Third plague pandemic
| Third plague pandemic | |
|---|---|
Plague patient being injected by a doctor in 1897, British Raj India | |
| Disease | Bubonic plague |
| Location | India, China, worldwide |
| Dates | 1855–1960 (105 years) |
Deaths | 10 million in India, 2.2 million in China, approximately 3 million elsewhere |
The third plague pandemic was a major plague pandemic that began in Yunnan, China, in 1855. Its name refers to its status as the third of at least three known major pandemics caused by the spread of the bacterium Yersinia pestis. This episode of bubonic plague spread to all inhabited continents, and ultimately led to at least 15 million deaths worldwide, including 10-12 million in British Raj India and 2.2 million in China. Though it is estimated to have killed fewer people than the second plague pandemic (and possibly the first), the third plague pandemic had one of the highest death tolls among pandemics in human history.
According to the World Health Organization, the pandemic was considered active until 1960, when worldwide casualties dropped below 200 per year. Plague deaths have continued at a lower level ever since, as plague persists in enzootic reservoirs across Asia, Africa, South America, and the western United States.

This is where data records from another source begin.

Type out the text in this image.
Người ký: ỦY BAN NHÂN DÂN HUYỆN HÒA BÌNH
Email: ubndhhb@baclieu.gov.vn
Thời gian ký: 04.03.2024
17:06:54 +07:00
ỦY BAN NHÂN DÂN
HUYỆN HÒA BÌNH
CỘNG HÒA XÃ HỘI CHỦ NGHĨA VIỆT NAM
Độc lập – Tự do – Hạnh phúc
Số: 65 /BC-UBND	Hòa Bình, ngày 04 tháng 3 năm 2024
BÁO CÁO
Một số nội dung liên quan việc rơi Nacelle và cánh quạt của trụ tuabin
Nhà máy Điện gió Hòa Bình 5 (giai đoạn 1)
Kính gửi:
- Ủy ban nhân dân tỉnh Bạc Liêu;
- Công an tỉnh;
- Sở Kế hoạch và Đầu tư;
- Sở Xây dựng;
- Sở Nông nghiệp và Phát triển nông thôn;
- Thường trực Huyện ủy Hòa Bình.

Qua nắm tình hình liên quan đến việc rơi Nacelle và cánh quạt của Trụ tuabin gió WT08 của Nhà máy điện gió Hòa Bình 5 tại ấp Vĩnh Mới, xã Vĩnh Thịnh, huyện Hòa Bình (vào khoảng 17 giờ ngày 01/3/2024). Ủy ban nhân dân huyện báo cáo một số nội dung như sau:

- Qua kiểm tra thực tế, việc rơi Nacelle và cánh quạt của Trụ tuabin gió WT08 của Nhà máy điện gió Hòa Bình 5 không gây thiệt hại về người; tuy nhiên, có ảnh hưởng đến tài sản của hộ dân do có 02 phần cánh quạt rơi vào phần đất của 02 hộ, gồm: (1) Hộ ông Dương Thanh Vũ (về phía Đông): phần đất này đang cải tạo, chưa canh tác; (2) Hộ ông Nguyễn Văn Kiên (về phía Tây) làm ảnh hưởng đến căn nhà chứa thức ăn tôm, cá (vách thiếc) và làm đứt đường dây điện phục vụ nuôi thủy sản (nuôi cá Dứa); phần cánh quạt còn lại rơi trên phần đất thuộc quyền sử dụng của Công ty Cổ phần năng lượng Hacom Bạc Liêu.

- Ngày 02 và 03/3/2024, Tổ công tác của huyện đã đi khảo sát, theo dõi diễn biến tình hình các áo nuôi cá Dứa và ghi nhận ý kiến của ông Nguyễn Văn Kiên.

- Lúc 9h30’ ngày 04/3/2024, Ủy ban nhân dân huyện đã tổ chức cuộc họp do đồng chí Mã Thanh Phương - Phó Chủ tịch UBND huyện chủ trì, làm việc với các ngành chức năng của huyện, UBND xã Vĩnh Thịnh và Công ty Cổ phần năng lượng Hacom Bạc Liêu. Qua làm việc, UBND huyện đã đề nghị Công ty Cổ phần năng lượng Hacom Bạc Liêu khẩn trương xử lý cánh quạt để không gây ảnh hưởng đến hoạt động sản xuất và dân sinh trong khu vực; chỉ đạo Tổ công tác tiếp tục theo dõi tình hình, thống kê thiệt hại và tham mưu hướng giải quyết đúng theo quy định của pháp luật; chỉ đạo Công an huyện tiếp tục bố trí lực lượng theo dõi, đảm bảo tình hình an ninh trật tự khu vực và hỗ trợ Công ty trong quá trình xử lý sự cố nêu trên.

The first plague pandemic began with the Plague of Justinian, which ravaged the Byzantine Empire and surrounding areas in 541 and 542; the pandemic persisted in successive waves until the middle of the 8th century. The second began with the Black Death, which killed at least one third of Europe's population in a series of expanding waves of infection from 1346 to 1353; this pandemic recurred regularly until the 19th century.
The plague which spread from Yunnan along China's Southeast Coast and across the world manifested almost exclusively as bubonic plague, with documentation of incidental pneumonic and septicemic forms. It was carried around the world through ocean-going trade, through transporting infected persons, rats, and cargoes harboring fleas.

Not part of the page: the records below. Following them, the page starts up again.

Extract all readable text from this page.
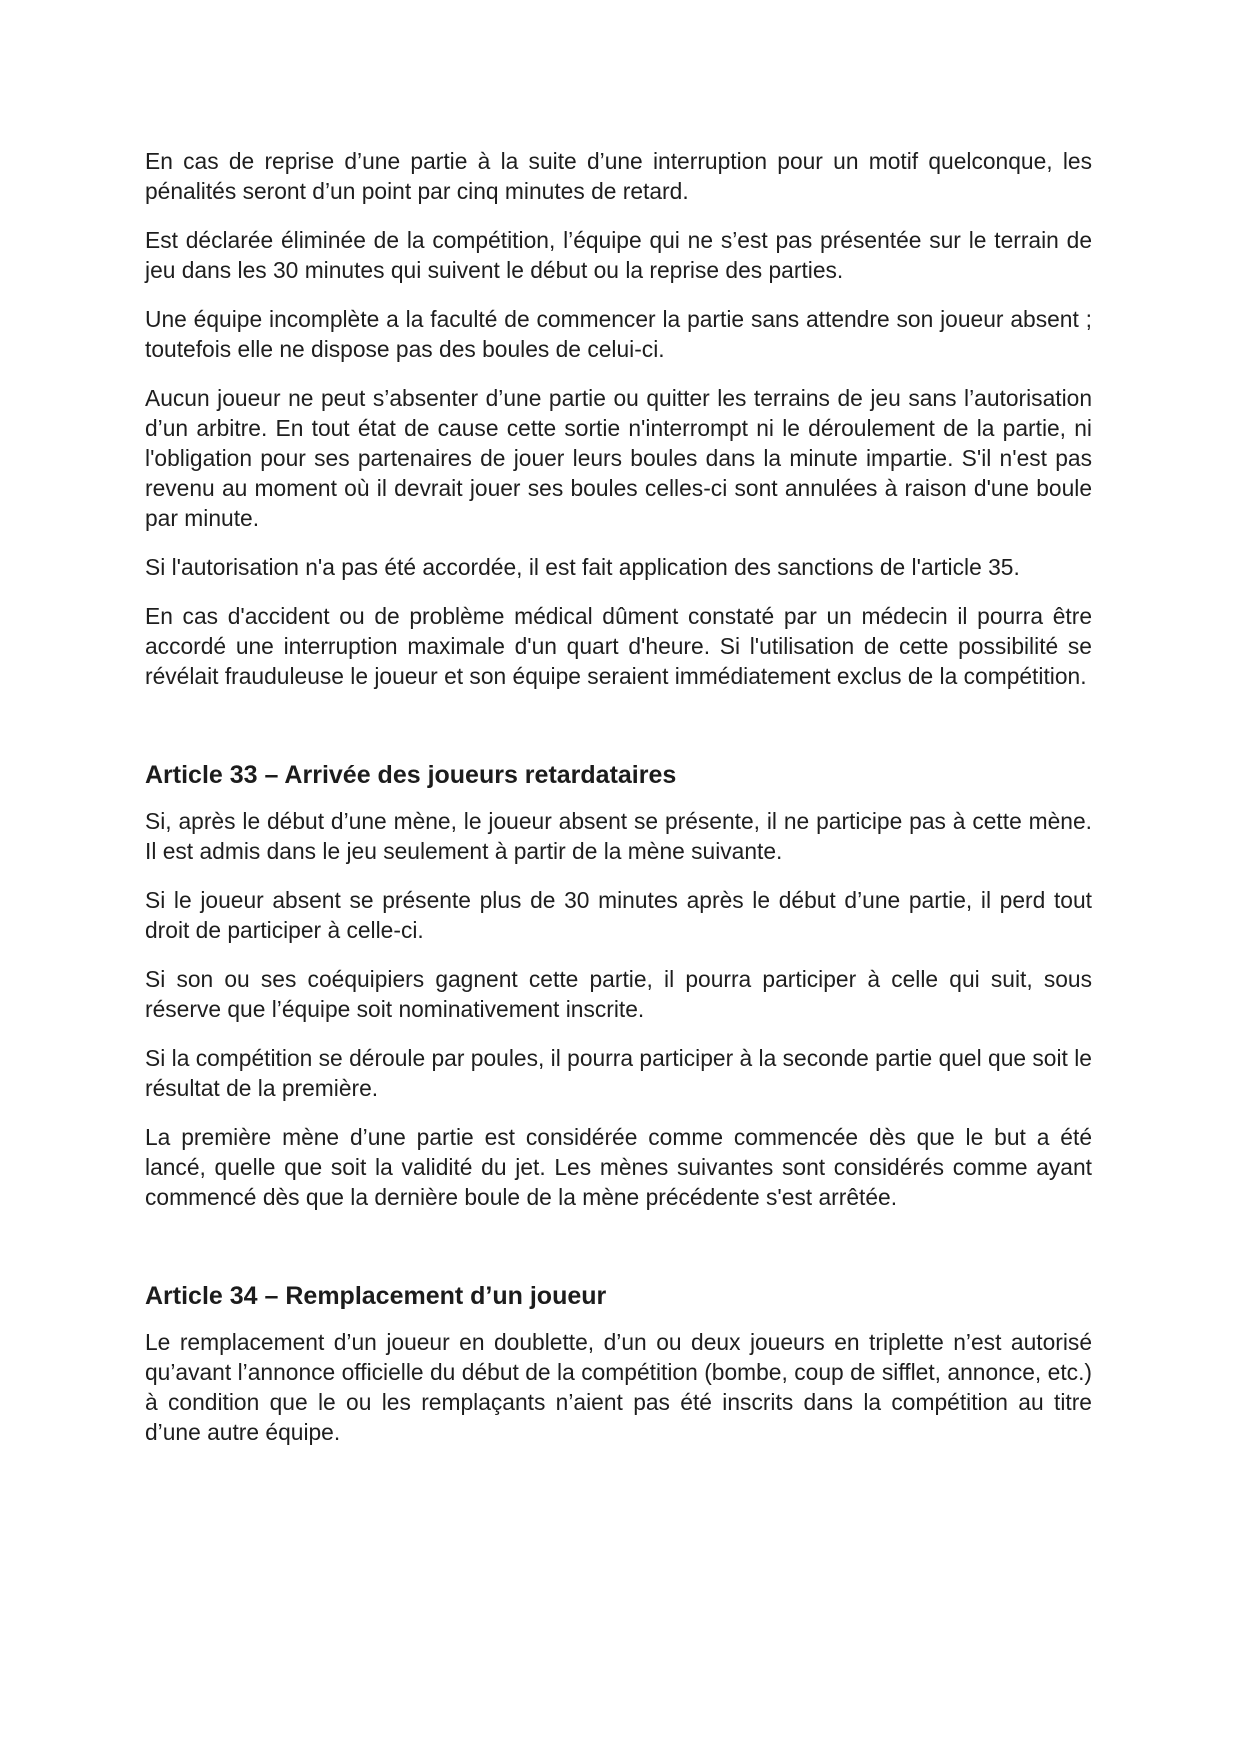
En cas de reprise d’une partie à la suite d’une interruption pour un motif quelconque, les pénalités seront d’un point par cinq minutes de retard.

Est déclarée éliminée de la compétition, l’équipe qui ne s’est pas présentée sur le terrain de jeu dans les 30 minutes qui suivent le début ou la reprise des parties.

Une équipe incomplète a la faculté de commencer la partie sans attendre son joueur absent ; toutefois elle ne dispose pas des boules de celui-ci.

Aucun joueur ne peut s’absenter d’une partie ou quitter les terrains de jeu sans l’autorisation d’un arbitre. En tout état de cause cette sortie n'interrompt ni le déroulement de la partie, ni l'obligation pour ses partenaires de jouer leurs boules dans la minute impartie. S'il n'est pas revenu au moment où il devrait jouer ses boules celles-ci sont annulées à raison d'une boule par minute.

Si l'autorisation n'a pas été accordée, il est fait application des sanctions de l'article 35.

En cas d'accident ou de problème médical dûment constaté par un médecin il pourra être accordé une interruption maximale d'un quart d'heure. Si l'utilisation de cette possibilité se révélait frauduleuse le joueur et son équipe seraient immédiatement exclus de la compétition.

Article 33 – Arrivée des joueurs retardataires

Si, après le début d’une mène, le joueur absent se présente, il ne participe pas à cette mène. Il est admis dans le jeu seulement à partir de la mène suivante.

Si le joueur absent se présente plus de 30 minutes après le début d’une partie, il perd tout droit de participer à celle-ci.

Si son ou ses coéquipiers gagnent cette partie, il pourra participer à celle qui suit, sous réserve que l’équipe soit nominativement inscrite.

Si la compétition se déroule par poules, il pourra participer à la seconde partie quel que soit le résultat de la première.

La première mène d’une partie est considérée comme commencée dès que le but a été lancé, quelle que soit la validité du jet. Les mènes suivantes sont considérés comme ayant commencé dès que la dernière boule de la mène précédente s'est arrêtée.

Article 34 – Remplacement d’un joueur

Le remplacement d’un joueur en doublette, d’un ou deux joueurs en triplette n’est autorisé qu’avant l’annonce officielle du début de la compétition (bombe, coup de sifflet, annonce, etc.) à condition que le ou les remplaçants n’aient pas été inscrits dans la compétition au titre d’une autre équipe.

Historians of the late-Qing plague epidemics generally include the Manchurian plague epidemic of 1910-11, which killed between 45,000-60,000 people, as defined within the third pandemic's scope. The pneumonic Manchurian plague epidemic was geographically, ecologically, genetically, and epidemiologically distinct from the bubonic plague which spread globally from Southern China. It spread throughout the region of Manchuria, reaching Vladivostok and Beijing (which was connected to Manchuria by the Imperial Chinese Railway), but not far beyond due to port and railway closures as well as preventive medical protocols.